Alexander the Great
In the spring of 329 BC, the heavily armed Greek-Macedonian army led by Alexander accomplished in fifteen days a difficult passage from Northern India across the eternally snow-covered Hindu Kush, and invaded the territory of Central Asia.
Having crossed the Amu-Darya, the Greeks moved towards Marakanda, and after a fierce fight seized the town. Having left there a garrison, Alexander the Great launched another campaign to the East, towards the Fergana Valley. But the journey of the Greek conquerors proved to be not an easy one. The freedom loving Sogdians put up strong resistance. Defending their independence, the population fought to the last man. The bitter struggle went on in Sogdiana for three years. The center of resistance was Marakanda.
The uprising is believed to have been inspired by the illustrious hero of the Central Asian peoples Spitamen. In the spring of the year 327 BC Alexander besieged the fortress "Sogdian Crag" that was situated on the southern slopes of the Hissar mountain range. The rebels offered strong resistance. "The Rock" was impregnable, and its defenders determined to fight to the death. In reply to the offer to surrender they proudly proclaimed, "Let Alexander send winged warriors for who are able to fly up to our rock".
The highlanders' challenge hurt Alexander's pride. He announced that those of his fighters, who managed to clamber up the rock, would receive a high reward. The siege began. A group of warriors, with enormous difficulty, managed to climb up the sheer precipice and attacked the defending party from the rear. The fortress fell.
Many women and children were taken prisoner. Among the captives was the daughter of Spitamen's associate Axiart, a girl of astounding beauty, named Roxana. "Alexander caught sight of her and fell in love. He didn't desire to offend her or regard her as a prisoner and considered her worthy of the title of wife". Having married her, Alexander won over the local aristocracy to his side and thus consolidated his mastery over the Sogdians.
The heroic insurrection of the Sogdians was brutally put down. The historian Quint Curtius describes Spitamen's death as follows: "Spitamen loved his wife passionately, and took her everywhere with him, and she bitterly endured the escape and banishment.
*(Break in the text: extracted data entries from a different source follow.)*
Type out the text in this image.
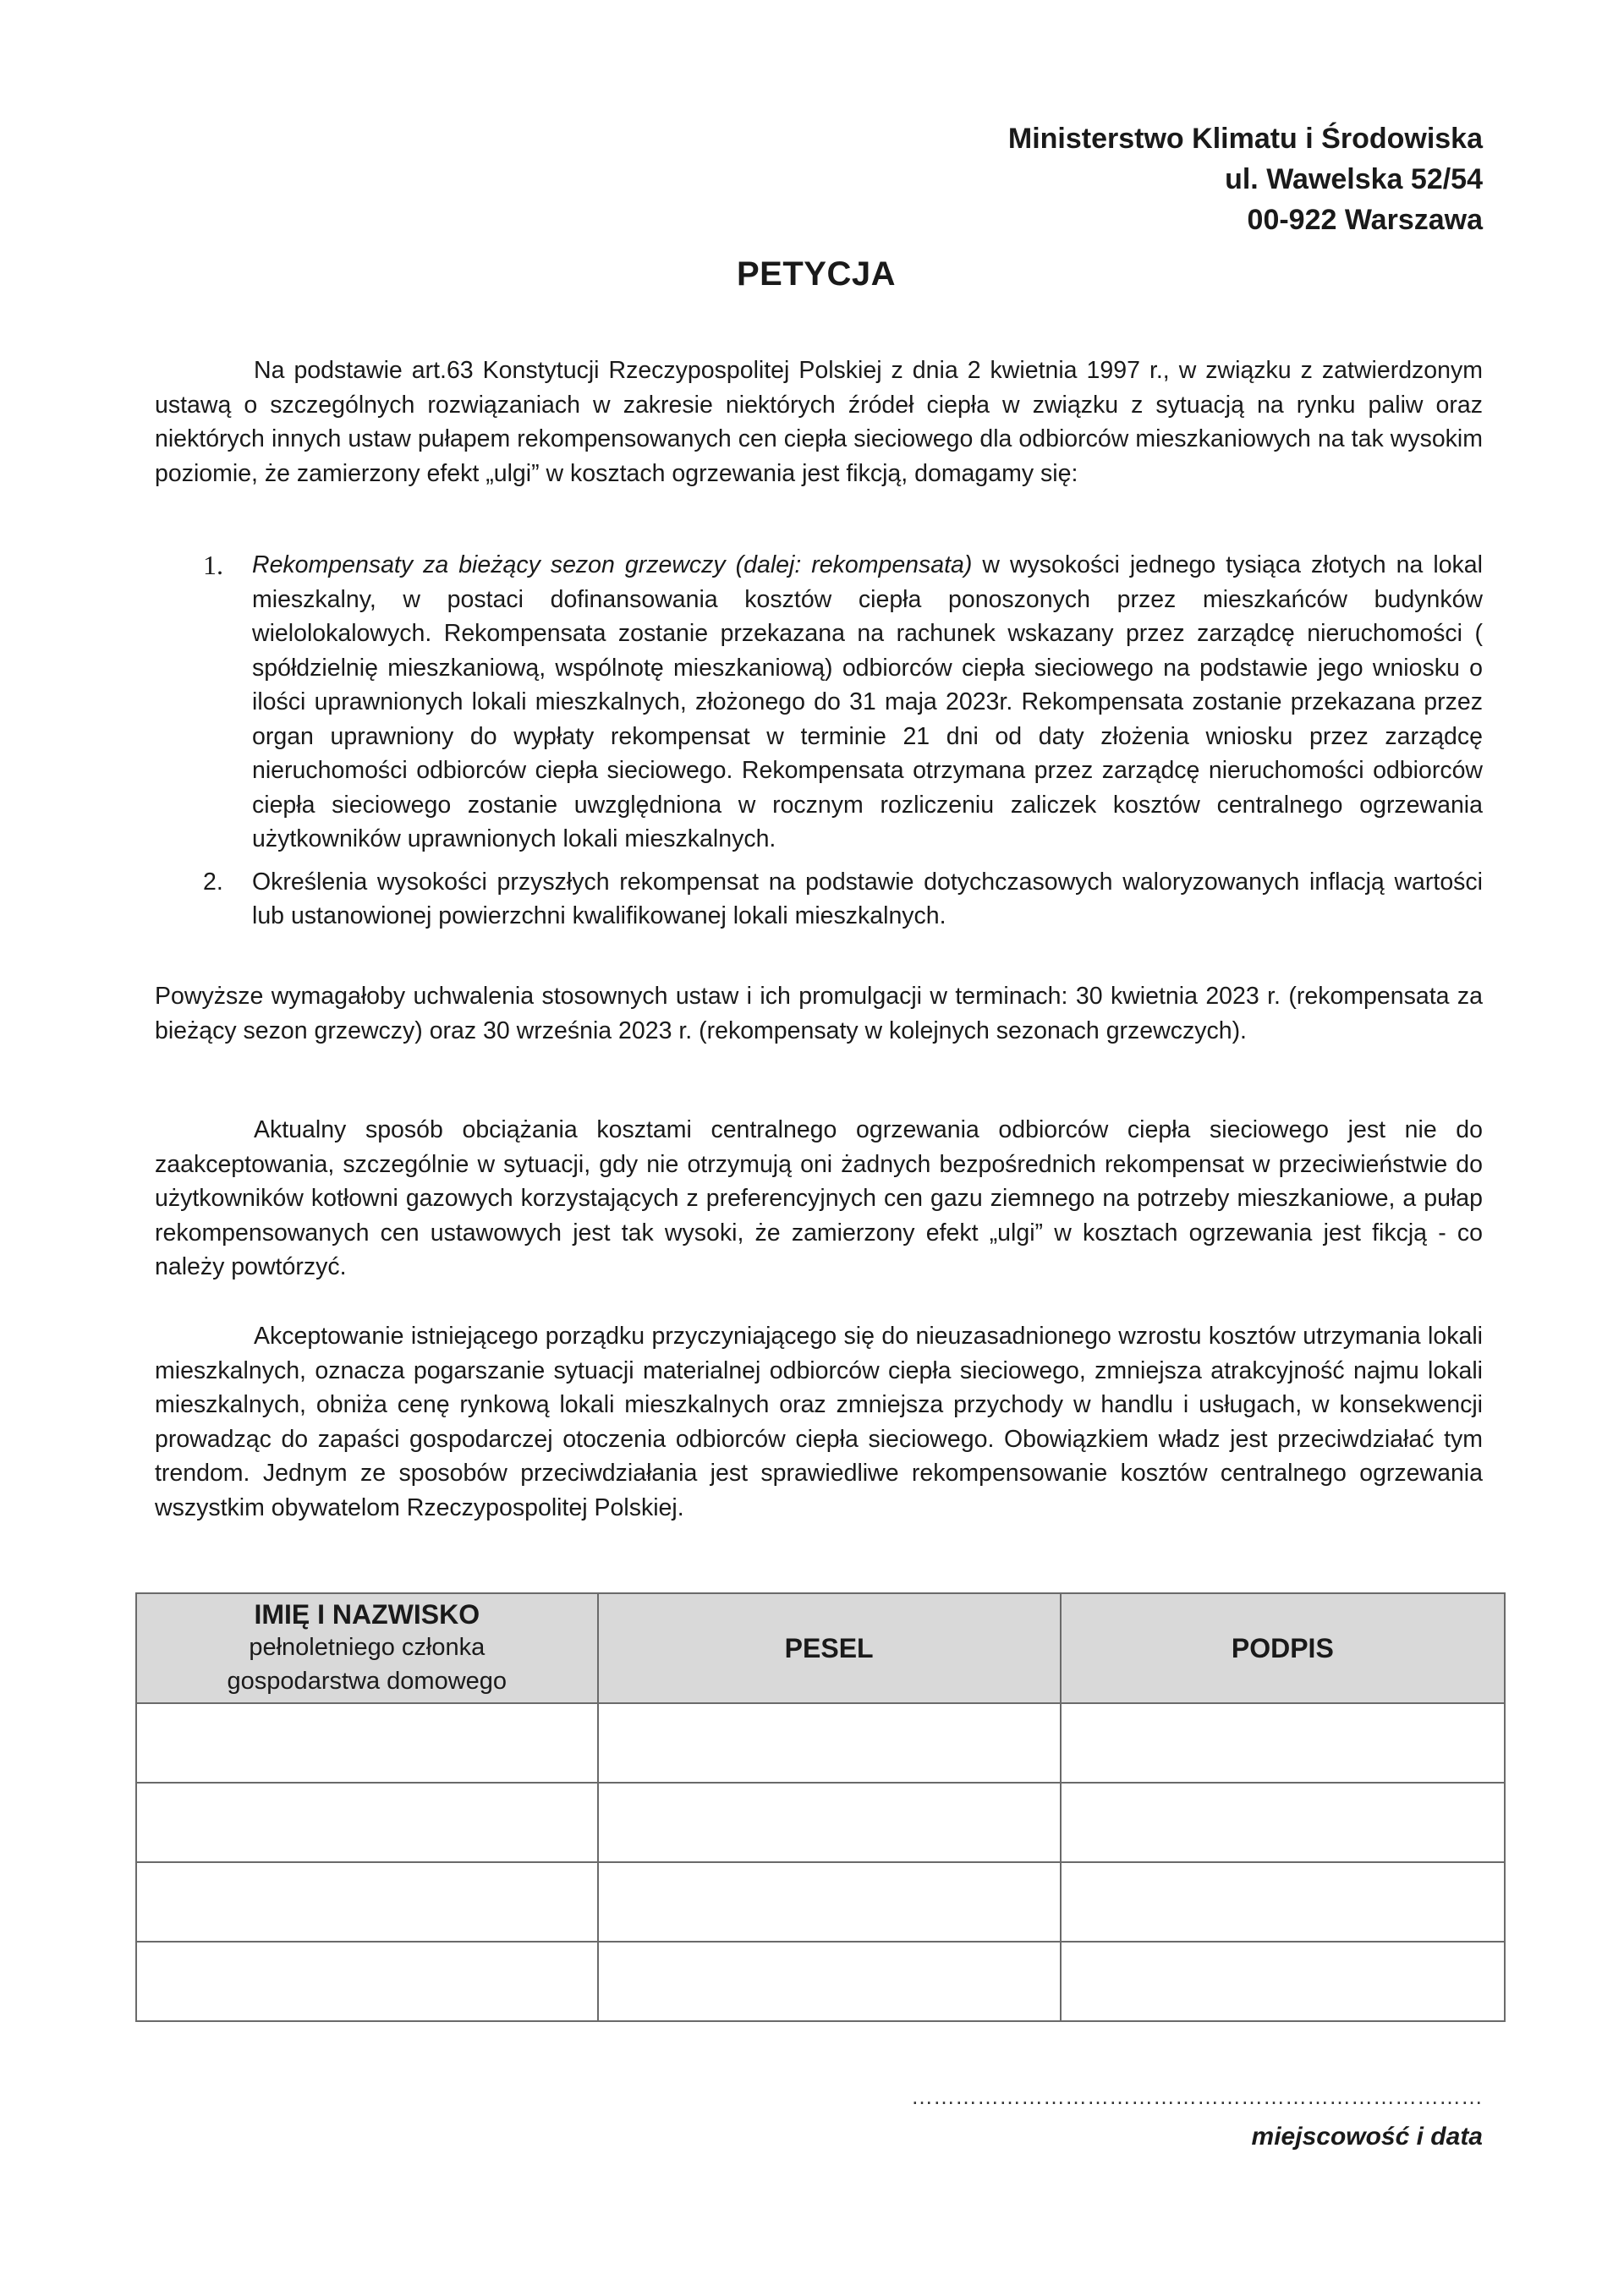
Ministerstwo Klimatu i Środowiska
ul. Wawelska 52/54
00-922 Warszawa
PETYCJA
Na podstawie art.63 Konstytucji Rzeczypospolitej Polskiej z dnia 2 kwietnia 1997 r., w związku z zatwierdzonym ustawą o szczególnych rozwiązaniach w zakresie niektórych źródeł ciepła w związku z sytuacją na rynku paliw oraz niektórych innych ustaw pułapem rekompensowanych cen ciepła sieciowego dla odbiorców mieszkaniowych na tak wysokim poziomie, że zamierzony efekt „ulgi” w kosztach ogrzewania jest fikcją, domagamy się:
1. Rekompensaty za bieżący sezon grzewczy (dalej: rekompensata) w wysokości jednego tysiąca złotych na lokal mieszkalny, w postaci dofinansowania kosztów ciepła ponoszonych przez mieszkańców budynków wielolokalowych. Rekompensata zostanie przekazana na rachunek wskazany przez zarządcę nieruchomości ( spółdzielnię mieszkaniową, wspólnotę mieszkaniową) odbiorców ciepła sieciowego na podstawie jego wniosku o ilości uprawnionych lokali mieszkalnych, złożonego do 31 maja 2023r. Rekompensata zostanie przekazana przez organ uprawniony do wypłaty rekompensat w terminie 21 dni od daty złożenia wniosku przez zarządcę nieruchomości odbiorców ciepła sieciowego. Rekompensata otrzymana przez zarządcę nieruchomości odbiorców ciepła sieciowego zostanie uwzględniona w rocznym rozliczeniu zaliczek kosztów centralnego ogrzewania użytkowników uprawnionych lokali mieszkalnych.
2. Określenia wysokości przyszłych rekompensat na podstawie dotychczasowych waloryzowanych inflacją wartości lub ustanowionej powierzchni kwalifikowanej lokali mieszkalnych.
Powyższe wymagałoby uchwalenia stosownych ustaw i ich promulgacji w terminach: 30 kwietnia 2023 r. (rekompensata za bieżący sezon grzewczy) oraz 30 września 2023 r. (rekompensaty w kolejnych sezonach grzewczych).
Aktualny sposób obciążania kosztami centralnego ogrzewania odbiorców ciepła sieciowego jest nie do zaakceptowania, szczególnie w sytuacji, gdy nie otrzymują oni żadnych bezpośrednich rekompensat w przeciwieństwie do użytkowników kotłowni gazowych korzystających z preferencyjnych cen gazu ziemnego na potrzeby mieszkaniowe, a pułap rekompensowanych cen ustawowych jest tak wysoki, że zamierzony efekt „ulgi” w kosztach ogrzewania jest fikcją - co należy powtórzyć.
Akceptowanie istniejącego porządku przyczyniającego się do nieuzasadnionego wzrostu kosztów utrzymania lokali mieszkalnych, oznacza pogarszanie sytuacji materialnej odbiorców ciepła sieciowego, zmniejsza atrakcyjność najmu lokali mieszkalnych, obniża cenę rynkową lokali mieszkalnych oraz zmniejsza przychody w handlu i usługach, w konsekwencji prowadząc do zapaści gospodarczej otoczenia odbiorców ciepła sieciowego. Obowiązkiem władz jest przeciwdziałać tym trendom. Jednym ze sposobów przeciwdziałania jest sprawiedliwe rekompensowanie kosztów centralnego ogrzewania wszystkim obywatelom Rzeczypospolitej Polskiej.
IMIĘ I NAZWISKO
pełnoletniego członka
gospodarstwa domowego	PESEL	PODPIS

……………………………………………………………………
miejscowość i data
Weary of the stress, she tried to convince him to capitulate."
But he responded that he preferred death to captivity...
At a feast, having gained sight of her husband who was intoxicated and asleep, the wife took out her sword that she had hidden under her clothes and cut his head off, and, covered in his blood, she handed the head to her slave, the accomplice of the crime.
Accompanied by him, without changing her bloody clothing, she appeared in the Macedonian camp... and handed Alexander Spitamen's head".
The noble figure of the great leader of the Sogdians, who bravely struggled for the happiness of his people, went down in history covered in glory.
Alexander the Great's early death (323 BC) brought about internecine wars that led to the breakup of the empire, and to the formation of a number of separate states Around 306 BC the territories of Bactria, Sogdiana and Margiana became a part of the state of the Seleukids.